We also need to understand that we work better (read: produce better results), when we work together in particular ways. Where we understand that we should allow individual thought first, but then pool those ideas. And we need to show our work and the underlying thinking. Moreover, again, it has to be safe to do so!

And, these are all tied together into a systemic approach!  It can’t be piecemeal, because working together and out loud can’t be divorced from the technology used to enable these capabilities. And giving people meaningful work and not letting them work together, or vice-versa, just won’t achieve the necessary critical mass.

Finally, we also need to do this in alignment with the business. And, lets be clear, in ways that can be measured!  We need to be understanding what are the critical performance needs of the organization, and demonstrate that we’re impacting them in the ways above.

This can be done, and it will be the hallmark of successful organization. We’re already seeing a wide variety of converging evidence that these changes lead to success. The question is, are you going to lead your organization forward into the future, or keep your head down and do what you’ve always done?

Stay Curious

18 October 2017 by Clark Leave a Comment

One of my ongoing recommendations to people grew out of a toss-off line, playing off an advertisement. Someone asked about a strategy for continuing to learn (if memory serves), and I quipped “stay curious, my friends”.  However, as I ponder it, I think more and more that such an approach is key.

I was thinking of this trend the other day as “intellectual restlessness”. What I’m talking about is being intrigued by things you don’t understand that have persisted or recently crossed your awareness, and pursuing it.  It’s not just saying “how interesting”, but recognizing connections, and pondering how it could change what you do. Even to the point of actually changing!
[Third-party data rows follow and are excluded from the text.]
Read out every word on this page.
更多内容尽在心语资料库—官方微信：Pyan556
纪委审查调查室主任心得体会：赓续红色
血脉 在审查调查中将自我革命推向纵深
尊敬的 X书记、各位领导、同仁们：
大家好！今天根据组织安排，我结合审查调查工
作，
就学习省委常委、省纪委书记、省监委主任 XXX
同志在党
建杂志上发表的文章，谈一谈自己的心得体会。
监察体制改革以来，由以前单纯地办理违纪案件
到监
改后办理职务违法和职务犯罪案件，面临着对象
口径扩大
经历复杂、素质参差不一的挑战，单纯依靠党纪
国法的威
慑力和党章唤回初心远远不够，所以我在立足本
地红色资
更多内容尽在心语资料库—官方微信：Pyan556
It also would include pointing interesting things to other people who would benefit.  This doesn’t always have to happen, but in the spirit of cooperation (in the Jarche sense), we could and should contribute, curate, when we can.  And, ideally, leaving trails of your explorations that others can benefit from. Writings, diagrams, videos, what have you, helps yourself as well as others.

Old Infoworld magazinesI was reminiscing that more than 30 years ago, on top of my job designing educational computer games, I was already curious. I still have copies of the magazines containing reviews I did (one hardware, one software), as well as a journal article based upon undergraduate research I was fortunate to participate in.

And that persistence in curiosity has led to a trail of artefacts. You may have come across the books, book chapters, articles, presentations, etc. And, of course, this blog for the past decade and more. (May it continue!) However, I’m not here to tout my wares, but instead to point to the benefit of being curious.

As things change faster, a continuing interest is what provides an ongoing ability to adapt. All the news about the ongoing changes in jobs and work isn’t likely to lessen.  Staying curious benefits you, your colleagues and friends, and I reckon society in general.  You want to look at many sources of information, track tangential fields, and be open to new ideas.

This isn’t just your choice, of course, ideally your organization is supportive. These lateral inputs are a component of innovation, as is time to allow for serendipity and incubation. Orgs that want to be able to be agile will need this capabilities as well. I suppose organizations need to stay curious as well!